Decelerations and Muscle Responses During Parachute Opening Shock

Abstract

Pain in the neck region among skydivers can be related to repeated parachute opening shocks (POS), but empirical data on ramair POS biomechanics is lacking in the literature. The aim of this study was to develop and evaluate a methodology for assessment of multidirectional accelerations and neck muscle activity during parachuting, and to describe preliminary data. In an experimental design, four experienced skydivers made two consecutive skydives. Deceleration was recorded with two triaxial accelerometers, one placed on the skydiver's cervicothoracic junction (acc-neck) and the other on the harness (acc-rig). Surface electromyography (EMG) was sampled from four sites bilaterally: anterior-neck, posterior upper and lower neck, and upper shoulder muscles. EMG activity was normalized against a premeasured maximum voluntarily produced electrical signal (MVE). The measuring equipment did not interfere with the parachute jumps. High-quality signals were recorded.

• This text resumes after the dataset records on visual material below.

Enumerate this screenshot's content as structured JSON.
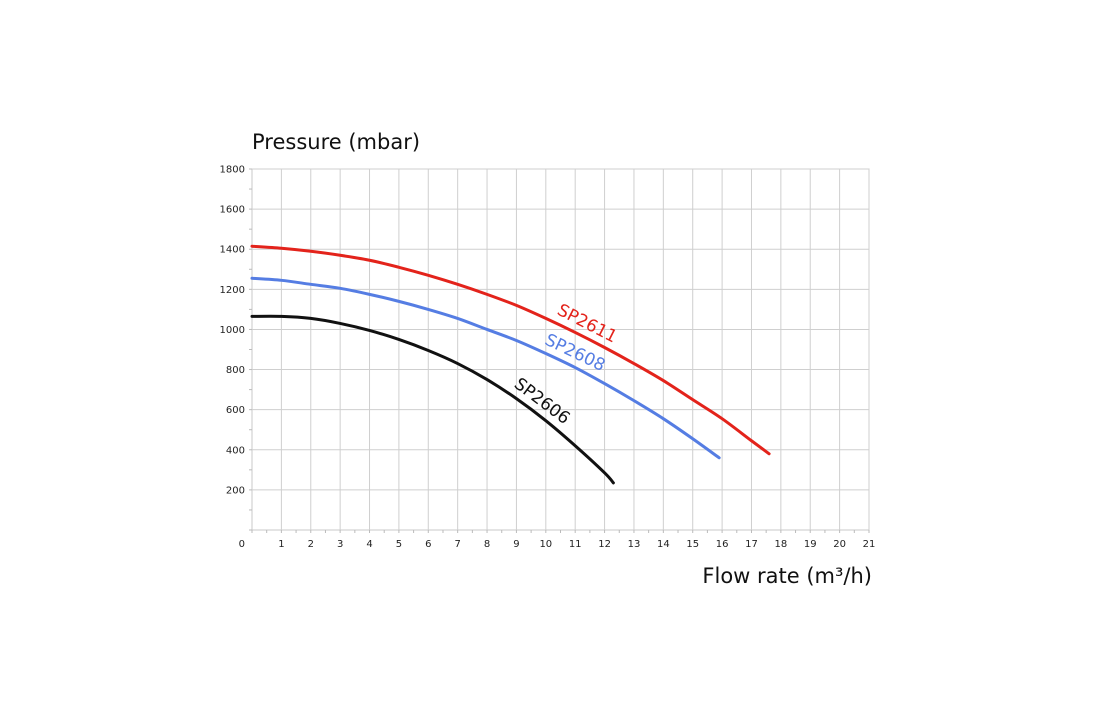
{
  "chart_data": {
    "type": "line",
    "ylabel": "Pressure (mbar)",
    "xlabel": "Flow rate (m³/h)",
    "xlim": [
      0,
      21
    ],
    "ylim": [
      0,
      1800
    ],
    "x_ticks": [
      1,
      2,
      3,
      4,
      5,
      6,
      7,
      8,
      9,
      10,
      11,
      12,
      13,
      14,
      15,
      16,
      17,
      18,
      19,
      20,
      21
    ],
    "y_ticks": [
      200,
      400,
      600,
      800,
      1000,
      1200,
      1400,
      1600,
      1800
    ],
    "origin_label": "0",
    "grid": true,
    "series": [
      {
        "name": "SP2611",
        "color": "#e3231b",
        "x": [
          0,
          1,
          2,
          3,
          4,
          5,
          6,
          7,
          8,
          9,
          10,
          11,
          12,
          13,
          14,
          15,
          16,
          17,
          17.6
        ],
        "y": [
          1415,
          1405,
          1390,
          1370,
          1345,
          1310,
          1270,
          1225,
          1175,
          1120,
          1055,
          985,
          910,
          830,
          745,
          650,
          555,
          445,
          380
        ]
      },
      {
        "name": "SP2608",
        "color": "#557de3",
        "x": [
          0,
          1,
          2,
          3,
          4,
          5,
          6,
          7,
          8,
          9,
          10,
          11,
          12,
          13,
          14,
          15,
          15.9
        ],
        "y": [
          1255,
          1245,
          1225,
          1205,
          1175,
          1140,
          1100,
          1055,
          1000,
          945,
          880,
          810,
          730,
          645,
          555,
          455,
          360
        ]
      },
      {
        "name": "SP2606",
        "color": "#111111",
        "x": [
          0,
          1,
          2,
          3,
          4,
          5,
          6,
          7,
          8,
          9,
          10,
          11,
          12,
          12.3
        ],
        "y": [
          1065,
          1065,
          1055,
          1030,
          995,
          950,
          895,
          830,
          750,
          655,
          545,
          420,
          285,
          235
        ]
      }
    ]
  }
}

The median peak POS deceleration for the acc-neck vs. acc-rig indicated differences (4.0 G vs. 5.1 G), in addition to significant differences emerging for medians of average and maximum onset rates of deceleration (avg: 1.2 G x s(-1) vs. 19.5 G x s(-1); max: 23.0 G x s(-1) vs. 80.0 G x s(-1)). The median of overall muscleactivity was as high as 87% MVE, but no differences in peak activity were found between muscles. Temporal activations of the posterior upper neck occurred less than 50 ms after deceleration initiation, indicating feedforward control of the neck. All instruments recorded data of good quality without impeding the skydiving activity. Triaxial accelerometry on the neck vs. the harness yielded dissimilar results, underlining the importance of correct accelerometer placement. Muscle activity was high during POS and neck muscles showed anticipatory tendencies.